Assignment 4 — Causal Self-Attention + KV Cache¶
This folder implements the Week 4 hands_on_lab from ../05_hands_on_lab.md.
Files¶
attention.py— Q/K/V projections, causal masking, split/merge heads, output projectioncache.py— KV cache container for inference-time decodeblock.py— one GPT-style block with residual, norm, and FFNgenerate.py— one-token decode loop with and without cacheverify.py— mask, shape, cache-growth, and cached-vs-naive checks
Shape flow¶
For input X with shape [B, T, d_model]:
X
-> Q/K/V projections [B, T, d_model]
-> split heads [B, H, T, d_head]
-> score matrix QK^T [B, H, T_q, T_k]
-> masked softmax weights [B, H, T_q, T_k]

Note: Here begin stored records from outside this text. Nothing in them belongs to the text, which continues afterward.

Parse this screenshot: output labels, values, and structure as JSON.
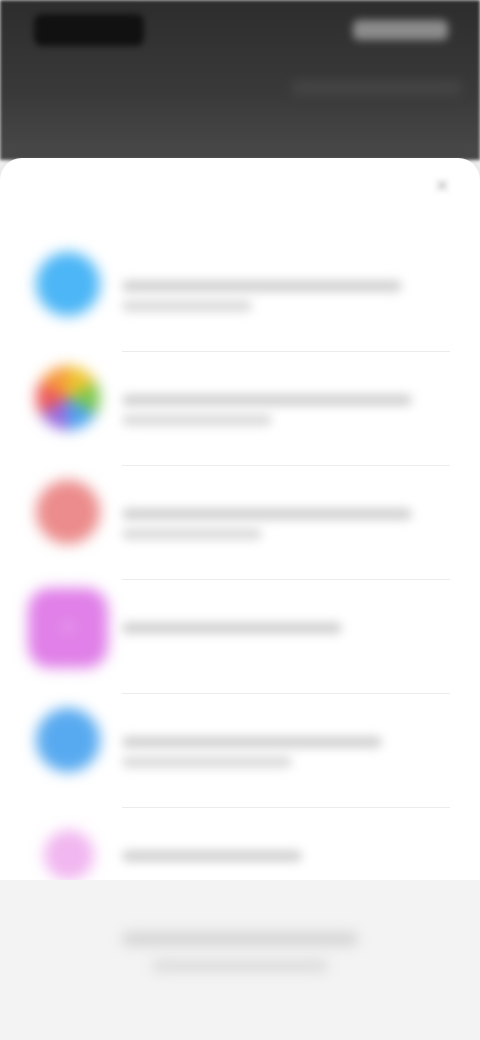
{
  "colors": {
    "header_bg": "#353535",
    "sheet_bg": "#ffffff",
    "page_bg": "#f3f3f3"
  },
  "status_bar": {
    "time": "",
    "indicators": ""
  },
  "sheet": {
    "title": "",
    "close_icon": "close-icon"
  },
  "items": [
    {
      "id": "item-1",
      "title": "",
      "subtitle": "",
      "icon": "app-icon-blue",
      "color": "#4cb6f6",
      "shape": "circle"
    },
    {
      "id": "item-2",
      "title": "",
      "subtitle": "",
      "icon": "app-icon-multicolor",
      "color": "#e9b02c",
      "shape": "circle"
    },
    {
      "id": "item-3",
      "title": "",
      "subtitle": "",
      "icon": "app-icon-red",
      "color": "#ec8c8c",
      "shape": "circle"
    },
    {
      "id": "item-4",
      "title": "",
      "subtitle": "",
      "icon": "app-icon-purple",
      "color": "#e080e8",
      "shape": "square"
    },
    {
      "id": "item-5",
      "title": "",
      "subtitle": "",
      "icon": "app-icon-blue-2",
      "color": "#58aaf0",
      "shape": "circle"
    },
    {
      "id": "item-6",
      "title": "",
      "subtitle": "",
      "icon": "app-icon-pink",
      "color": "#f1b7f0",
      "shape": "circle"
    }
  ],
  "footer": {
    "line1": "",
    "line2": ""
  }
}
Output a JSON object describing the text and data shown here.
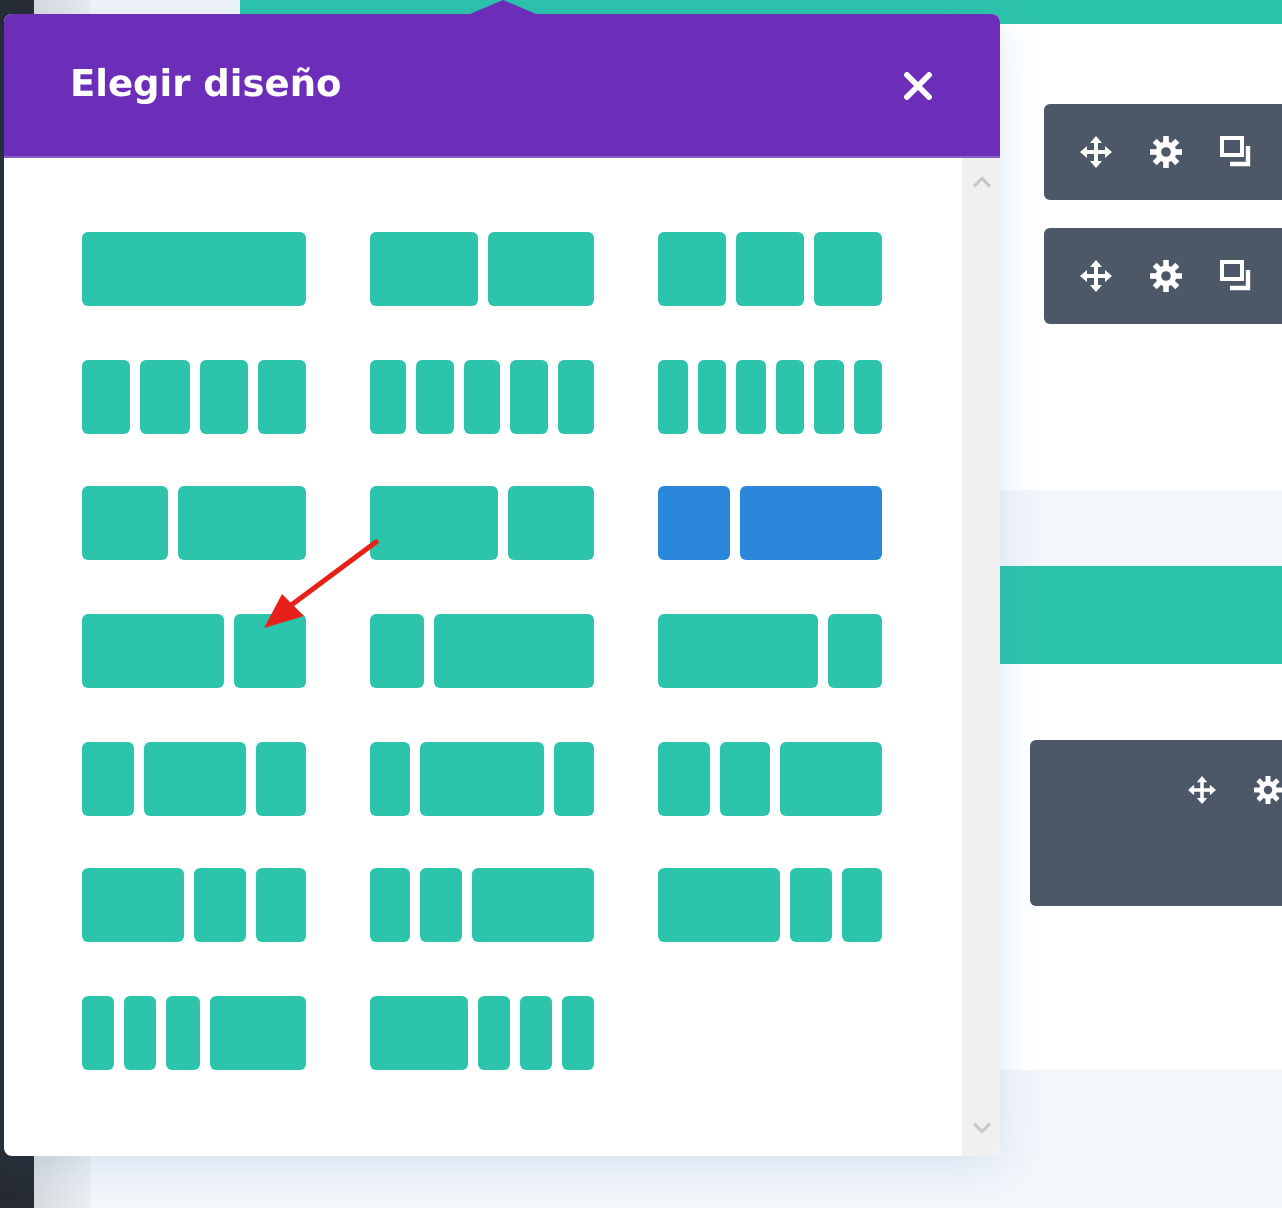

-> weighted values [B, H, T_q, d_head]
-> merge heads [B, T_q, d_model]
-> output projection [B, T_q, d_model]
With d_model = 128 and num_heads = 4, each head uses d_head = 32.
Mask logic¶
The causal mask is lower triangular in full-sequence mode.
That means token t can see positions <= t, not future positions.
For cached one-token decode, the query length is 1 and the key length grows with the prefix.
The new token is allowed to read every cached key because all those positions are in its past.
What caching changes¶
Without cache:
- every new token recomputes K and V for the full prefix
With cache:
- old K and V are stored once
- each step computes Q/K/V only for the new token
- new K/V append along the sequence axis
The verification harness checks that cached and naive decode produce the same logits on the same prefix.
Notes¶
- This implementation keeps the scope focused on causal attention and cache mechanics.
- It uses token embeddings and one GPT-style block.
- It intentionally omits positional encodings so the cache comparison stays about attention correctness, not position bookkeeping.